Remembering Ada Overton Walker, Known As the ‘Queen Of The Cakewalk’ During Early 1900s



Ada Overton Walker was dubbed “The Queen of the Cakewalk” for her sense of style and moves on the dance floor. Walker was the wife of vaudevillian George Walker and an African-American vaudevillian. Her husband and she appeared in several shows with their partner Bert Williams.

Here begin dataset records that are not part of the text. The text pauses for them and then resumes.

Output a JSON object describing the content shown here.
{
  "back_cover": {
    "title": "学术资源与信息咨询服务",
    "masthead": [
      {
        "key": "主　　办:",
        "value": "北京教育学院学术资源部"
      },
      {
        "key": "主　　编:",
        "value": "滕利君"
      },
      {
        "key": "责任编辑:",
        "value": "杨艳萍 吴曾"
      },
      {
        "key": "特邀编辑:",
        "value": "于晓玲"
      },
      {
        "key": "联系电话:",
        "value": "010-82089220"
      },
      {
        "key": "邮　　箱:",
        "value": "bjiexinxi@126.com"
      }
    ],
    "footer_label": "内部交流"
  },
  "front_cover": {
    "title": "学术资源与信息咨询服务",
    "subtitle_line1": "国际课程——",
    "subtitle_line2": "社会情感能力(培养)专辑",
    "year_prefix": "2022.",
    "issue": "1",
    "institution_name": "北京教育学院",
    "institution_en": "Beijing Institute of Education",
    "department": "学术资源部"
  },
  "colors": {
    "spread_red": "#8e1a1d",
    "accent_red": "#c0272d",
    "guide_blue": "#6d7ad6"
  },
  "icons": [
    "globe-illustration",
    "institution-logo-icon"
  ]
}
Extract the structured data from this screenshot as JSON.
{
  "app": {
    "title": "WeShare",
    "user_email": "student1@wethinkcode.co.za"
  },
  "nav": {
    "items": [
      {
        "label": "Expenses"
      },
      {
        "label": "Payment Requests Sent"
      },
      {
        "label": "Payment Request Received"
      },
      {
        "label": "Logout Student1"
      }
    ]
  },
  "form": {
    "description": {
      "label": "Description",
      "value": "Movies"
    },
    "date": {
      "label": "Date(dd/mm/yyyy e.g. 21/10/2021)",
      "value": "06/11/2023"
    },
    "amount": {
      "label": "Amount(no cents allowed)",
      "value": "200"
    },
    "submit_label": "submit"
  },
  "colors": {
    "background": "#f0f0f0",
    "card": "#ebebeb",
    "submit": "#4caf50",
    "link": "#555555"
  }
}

Walker was born in Richmond, Virginia on February 14, 1880. She later moved to New York City with her family, where she received formal education and musical training. She began her career in the “Black Patti’s Troubadours” music chorus in the late 1880s.
She rose to national prominence in the early 1900s when she appeared in the play “Sons of Ham” as “Miss Hannah from Savannah.” She became an international star after giving one of the best performances ever seen at Buckingham Palace in 1903.

Walker had been in the business for decades and was well-known throughout the country for her stellar performances. She was well aware of how women’s roles influenced race relations at the time, and she worked hard to dispel stereotypes of black women in entertainment, who were frequently viewed as being oversexed and lacking morals.

Walker went on to start her own business after her husband died. She rose to prominence after performing “Salamone” at Hammerstein’s Victoria Theater. Walker’s singing and dancing abilities were compared to Florence Mills and Josephine Baker. Walker passed away on October 11, 1914.